Emekli Yargıtay Savcısı Gündel’e göre, “resmî bir kuruma ait bir belgenin kodlanmış olması dikkat çekici.”
Başbakan Yardımcısı Bülent Arınç’a yönelik suikast iddiası soruşturması kapsamında Ankara’daki Seferberlik Tetkik Kurulu’nda başlatılan aramada, Binbaşı İ.G’nin bilgisayarında 30’a yakın ismi içeren şifreleri bir belge bulundu. Taraf‘a konuşan polis kaynakları, isimlerin kodlanmasının, takipteki kişilerin deşifre olmaması amacıyla başvurulmuş bir yöntem olabileceğini dile getirdiler. Emekli Yargıtay Savcısı Ahmet Gündel de, resmi bir kurumda tutulan bir belgenin kodlanmasının, söz konusu belgeyi ‘dikkat çekici’ kıldığını kaydetti.
Başbakan Yardımcısı Bülent Arınç’ın Çukurambar’daki evinin önünde polis ekiplerince yakalanan ve haklarında adli soruşturma başlatılan subaylarla birlikte mahkemeye sevk edilen askeri personelin ev ve işyerlerinde aramalar yapılmıştı. Edinilen bilgiye göre; bilgisayar ana belleklerinde, Seferberlik Bölge Başkanlığı binası içinde ‘imaj alma’ işlemi yapıldı. Bilgisayar ana belleklerinde işleme başlanan tarihten itibaren yapılan her türlü işlemin görülebilmesini sağlayan ve ‘röntgen çekme’ olarak tanımlanan bu uygulama sonrasında kopyalanan ana bellekler, incelenmesi için Terörle Mücadele Şubesi’ndeki bilişim uzmanlarına ulaştırıldı. Yapılan incelemelerde, Arınç’ın evi önünde yakalanan Binbaşı İ.G’ye ait bilgisayarda 30’a yakın kişinin isminin kodlandığı bir belgeye ulaşıldı.
Liste incelemeye alındı
Geçmişte hazırlanan ancak silinen bu liste üzerinde Savcı Mustafa Bilgili’nin talimatıyla yeniden inceleme başlatıldı. İsim listesinin şifreli olarak yazıldığı, listedeki isimlerin karşısında sivil ya da asker olup olmadığı, görevlerinin ne olduğunun net olarak belirtilmediği, ancak şifreler nedeniyle dikkat çektiği belirtildi.

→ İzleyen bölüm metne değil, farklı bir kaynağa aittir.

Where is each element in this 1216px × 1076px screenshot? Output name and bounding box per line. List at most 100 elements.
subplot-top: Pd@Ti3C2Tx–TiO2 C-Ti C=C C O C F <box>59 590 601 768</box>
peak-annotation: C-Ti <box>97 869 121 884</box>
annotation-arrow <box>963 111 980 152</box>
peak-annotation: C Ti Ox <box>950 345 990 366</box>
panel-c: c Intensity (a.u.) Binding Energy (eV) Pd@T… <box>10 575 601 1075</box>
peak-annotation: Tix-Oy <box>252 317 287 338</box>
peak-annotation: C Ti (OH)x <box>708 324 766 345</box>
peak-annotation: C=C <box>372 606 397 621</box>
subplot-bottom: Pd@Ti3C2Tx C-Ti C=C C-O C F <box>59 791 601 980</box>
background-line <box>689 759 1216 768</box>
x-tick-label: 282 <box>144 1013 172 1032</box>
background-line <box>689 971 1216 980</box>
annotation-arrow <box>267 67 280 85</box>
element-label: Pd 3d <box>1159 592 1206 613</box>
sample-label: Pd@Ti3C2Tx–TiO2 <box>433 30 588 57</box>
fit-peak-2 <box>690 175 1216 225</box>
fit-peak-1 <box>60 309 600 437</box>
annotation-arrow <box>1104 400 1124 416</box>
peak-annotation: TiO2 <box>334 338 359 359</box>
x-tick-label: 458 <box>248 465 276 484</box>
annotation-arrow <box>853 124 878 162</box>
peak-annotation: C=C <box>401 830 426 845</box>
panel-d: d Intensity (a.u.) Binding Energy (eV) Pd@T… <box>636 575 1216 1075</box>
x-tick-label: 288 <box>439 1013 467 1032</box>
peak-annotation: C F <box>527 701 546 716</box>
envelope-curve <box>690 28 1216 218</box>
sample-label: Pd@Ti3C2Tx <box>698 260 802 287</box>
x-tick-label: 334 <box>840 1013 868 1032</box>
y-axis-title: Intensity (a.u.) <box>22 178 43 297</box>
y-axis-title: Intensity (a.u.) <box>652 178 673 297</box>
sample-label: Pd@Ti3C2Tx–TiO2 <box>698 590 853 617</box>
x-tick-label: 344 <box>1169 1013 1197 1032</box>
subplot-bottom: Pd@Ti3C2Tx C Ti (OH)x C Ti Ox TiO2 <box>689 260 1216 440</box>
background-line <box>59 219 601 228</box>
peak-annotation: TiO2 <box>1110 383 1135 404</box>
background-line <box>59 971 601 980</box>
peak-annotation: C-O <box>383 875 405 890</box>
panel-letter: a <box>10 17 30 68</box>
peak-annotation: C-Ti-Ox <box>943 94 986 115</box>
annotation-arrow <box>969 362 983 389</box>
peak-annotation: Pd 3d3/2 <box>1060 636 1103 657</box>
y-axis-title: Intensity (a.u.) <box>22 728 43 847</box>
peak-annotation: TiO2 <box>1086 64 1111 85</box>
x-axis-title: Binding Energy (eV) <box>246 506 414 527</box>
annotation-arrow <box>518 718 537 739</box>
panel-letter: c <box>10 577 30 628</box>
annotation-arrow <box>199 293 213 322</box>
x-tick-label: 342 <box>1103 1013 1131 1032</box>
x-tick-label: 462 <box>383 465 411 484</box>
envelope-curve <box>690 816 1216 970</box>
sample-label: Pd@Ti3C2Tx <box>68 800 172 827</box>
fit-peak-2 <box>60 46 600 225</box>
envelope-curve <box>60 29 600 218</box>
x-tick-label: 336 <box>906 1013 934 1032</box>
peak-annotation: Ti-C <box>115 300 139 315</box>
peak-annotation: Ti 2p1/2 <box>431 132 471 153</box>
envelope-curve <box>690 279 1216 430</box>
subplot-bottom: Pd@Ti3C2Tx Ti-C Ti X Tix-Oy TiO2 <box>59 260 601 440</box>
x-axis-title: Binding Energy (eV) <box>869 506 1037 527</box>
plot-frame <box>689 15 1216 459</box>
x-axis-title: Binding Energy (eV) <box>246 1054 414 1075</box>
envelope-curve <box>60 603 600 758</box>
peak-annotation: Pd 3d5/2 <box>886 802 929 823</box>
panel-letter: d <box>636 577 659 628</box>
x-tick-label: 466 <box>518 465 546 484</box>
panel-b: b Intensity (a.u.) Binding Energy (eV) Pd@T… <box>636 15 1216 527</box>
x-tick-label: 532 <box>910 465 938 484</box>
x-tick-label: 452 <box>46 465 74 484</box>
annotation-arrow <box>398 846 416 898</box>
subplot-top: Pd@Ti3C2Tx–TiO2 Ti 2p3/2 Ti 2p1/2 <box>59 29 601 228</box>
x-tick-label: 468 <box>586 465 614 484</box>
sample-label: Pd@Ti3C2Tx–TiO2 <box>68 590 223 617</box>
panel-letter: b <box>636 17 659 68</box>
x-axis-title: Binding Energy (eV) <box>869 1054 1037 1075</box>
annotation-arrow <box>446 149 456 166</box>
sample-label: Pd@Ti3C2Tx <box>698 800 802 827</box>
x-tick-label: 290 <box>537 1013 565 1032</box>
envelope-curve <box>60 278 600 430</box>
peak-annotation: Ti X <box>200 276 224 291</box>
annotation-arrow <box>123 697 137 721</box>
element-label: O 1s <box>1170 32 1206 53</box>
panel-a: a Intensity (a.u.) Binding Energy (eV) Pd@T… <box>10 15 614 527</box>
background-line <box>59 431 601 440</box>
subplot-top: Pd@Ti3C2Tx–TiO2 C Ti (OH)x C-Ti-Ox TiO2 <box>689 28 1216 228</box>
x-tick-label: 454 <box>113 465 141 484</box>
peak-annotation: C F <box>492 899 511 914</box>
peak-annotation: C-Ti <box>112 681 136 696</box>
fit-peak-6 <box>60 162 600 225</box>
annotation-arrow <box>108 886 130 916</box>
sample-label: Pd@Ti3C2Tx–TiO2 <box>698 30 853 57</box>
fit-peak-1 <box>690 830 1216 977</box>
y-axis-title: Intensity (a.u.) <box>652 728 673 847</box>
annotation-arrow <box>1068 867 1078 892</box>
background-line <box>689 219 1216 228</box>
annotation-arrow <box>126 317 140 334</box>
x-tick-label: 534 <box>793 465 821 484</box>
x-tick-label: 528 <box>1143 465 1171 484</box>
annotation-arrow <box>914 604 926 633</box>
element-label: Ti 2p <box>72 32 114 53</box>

Konu hakkında Taraf‘a değerlendirmede bulunan polis kaynakları, 30’a yakın şifreli ismin kimlere tekabül ettiğinin araştırıldığını belirttiler. Terörle Mücadele ekipleri, bu şifreli isimlerin, farklı ve güvenli bir ortamda açılmaya çalışıldığını dile getirdiler. Listedeki isimlerin kime ait olduğunun henüz tesbit edilemediğini belirten kaynaklar, kodlanmanın, takipteki kişi ya da TSK içindeki bazı personelin deşifre olmaması amacıyla yapıldığını kaydettiler. İmaj çalışmasının sonlanmasıyla, isim listesinin ne anlama geldiğinin kesinleşeceği belirtiliyor.
Delil hukuken geçerli
Konuyla ilgili olarak görüşlerini aldığımız emekli Yargıtay Savcısı Ahmet Gündel, ele geçirilen belgenin, hakim kararıyla yapılan bir arama sonucunda ele geçirildiği için, hukuken geçerli bir delil olduğunu dile getirdi. Gündel, “Bu bulgu, ceza yargılamasında delildir. Belgenin içeriğini henüz net olarak bilmiyoruz ancak, savcılığın yürüttüğü soruşturmayla ilgili bir delil değil de başka bir suçun kanıtı da olsa savcılık gerekeni yapar” dedi.